C corporations pay their own tax on current operations. S corporation taxable income, loss or deduction items are reported pro-rata by the shareholders on their own tax returns.
Distributions of S corporation earnings are tax-free. The amount of S corporation earnings is measured using the corporations Accumulated Adjustment Account, or AAA. The AAA consists of retained taxable income earned while an S corporation, plus undistributed current year taxable income (after a few modifications). Distributions are considered to be made first from the AAA. If distributions exceed the AAA, the excess is usually a taxable C corporation dividend, if the financial institution formerly was a C corporation. Sometimes careful planning is needed to avoid accidentally triggering C corporation dividends.

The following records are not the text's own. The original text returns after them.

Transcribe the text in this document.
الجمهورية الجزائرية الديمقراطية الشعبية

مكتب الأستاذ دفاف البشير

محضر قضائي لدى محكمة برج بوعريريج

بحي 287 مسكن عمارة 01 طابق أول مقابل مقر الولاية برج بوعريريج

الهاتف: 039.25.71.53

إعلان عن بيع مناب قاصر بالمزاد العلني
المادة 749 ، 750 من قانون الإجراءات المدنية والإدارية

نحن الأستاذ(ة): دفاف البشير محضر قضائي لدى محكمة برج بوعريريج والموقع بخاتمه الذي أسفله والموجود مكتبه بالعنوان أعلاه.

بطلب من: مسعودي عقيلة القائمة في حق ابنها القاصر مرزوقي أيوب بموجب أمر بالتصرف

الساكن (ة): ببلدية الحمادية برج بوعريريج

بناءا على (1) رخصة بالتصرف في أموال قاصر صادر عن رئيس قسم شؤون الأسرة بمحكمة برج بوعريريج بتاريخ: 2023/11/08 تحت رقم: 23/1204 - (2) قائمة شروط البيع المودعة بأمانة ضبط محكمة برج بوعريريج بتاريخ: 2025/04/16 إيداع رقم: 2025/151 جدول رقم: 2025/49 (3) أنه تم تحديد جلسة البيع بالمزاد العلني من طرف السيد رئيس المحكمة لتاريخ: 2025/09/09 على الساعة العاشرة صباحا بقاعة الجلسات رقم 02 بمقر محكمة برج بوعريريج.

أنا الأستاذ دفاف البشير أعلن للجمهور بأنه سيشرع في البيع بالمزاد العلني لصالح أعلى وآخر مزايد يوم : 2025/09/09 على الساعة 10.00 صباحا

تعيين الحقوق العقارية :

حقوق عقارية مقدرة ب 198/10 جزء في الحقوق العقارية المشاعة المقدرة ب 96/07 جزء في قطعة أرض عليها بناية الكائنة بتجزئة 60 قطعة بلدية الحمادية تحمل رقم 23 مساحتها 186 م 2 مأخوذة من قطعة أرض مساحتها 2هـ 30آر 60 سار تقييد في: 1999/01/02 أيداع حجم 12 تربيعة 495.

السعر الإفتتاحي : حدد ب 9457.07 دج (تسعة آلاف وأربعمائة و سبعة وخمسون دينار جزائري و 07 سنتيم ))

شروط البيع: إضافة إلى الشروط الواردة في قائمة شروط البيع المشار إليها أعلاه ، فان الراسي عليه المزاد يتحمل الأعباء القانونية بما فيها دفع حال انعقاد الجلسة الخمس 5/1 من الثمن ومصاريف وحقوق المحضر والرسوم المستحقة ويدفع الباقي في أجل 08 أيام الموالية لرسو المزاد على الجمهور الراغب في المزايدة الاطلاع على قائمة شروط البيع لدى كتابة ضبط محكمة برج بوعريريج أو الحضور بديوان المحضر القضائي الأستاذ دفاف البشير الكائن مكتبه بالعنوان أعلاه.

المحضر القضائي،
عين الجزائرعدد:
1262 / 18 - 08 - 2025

A word of caution: if an S corporation bank normally distributes all of its taxable income, it should be very careful with fourth quarter distributions. At least some of the distribution should be delayed into the following year until taxable income has been computed. This can help keep banks from surprising their shareholders with unexpected taxable distributions. This is especially true for cash-basis banks because of the variability of accrued interest receivable and payable at year-end.
Any S corporation earnings retained by the bank increase the shareholders stock basis. This reduces the capital gain on any future sale of the bank.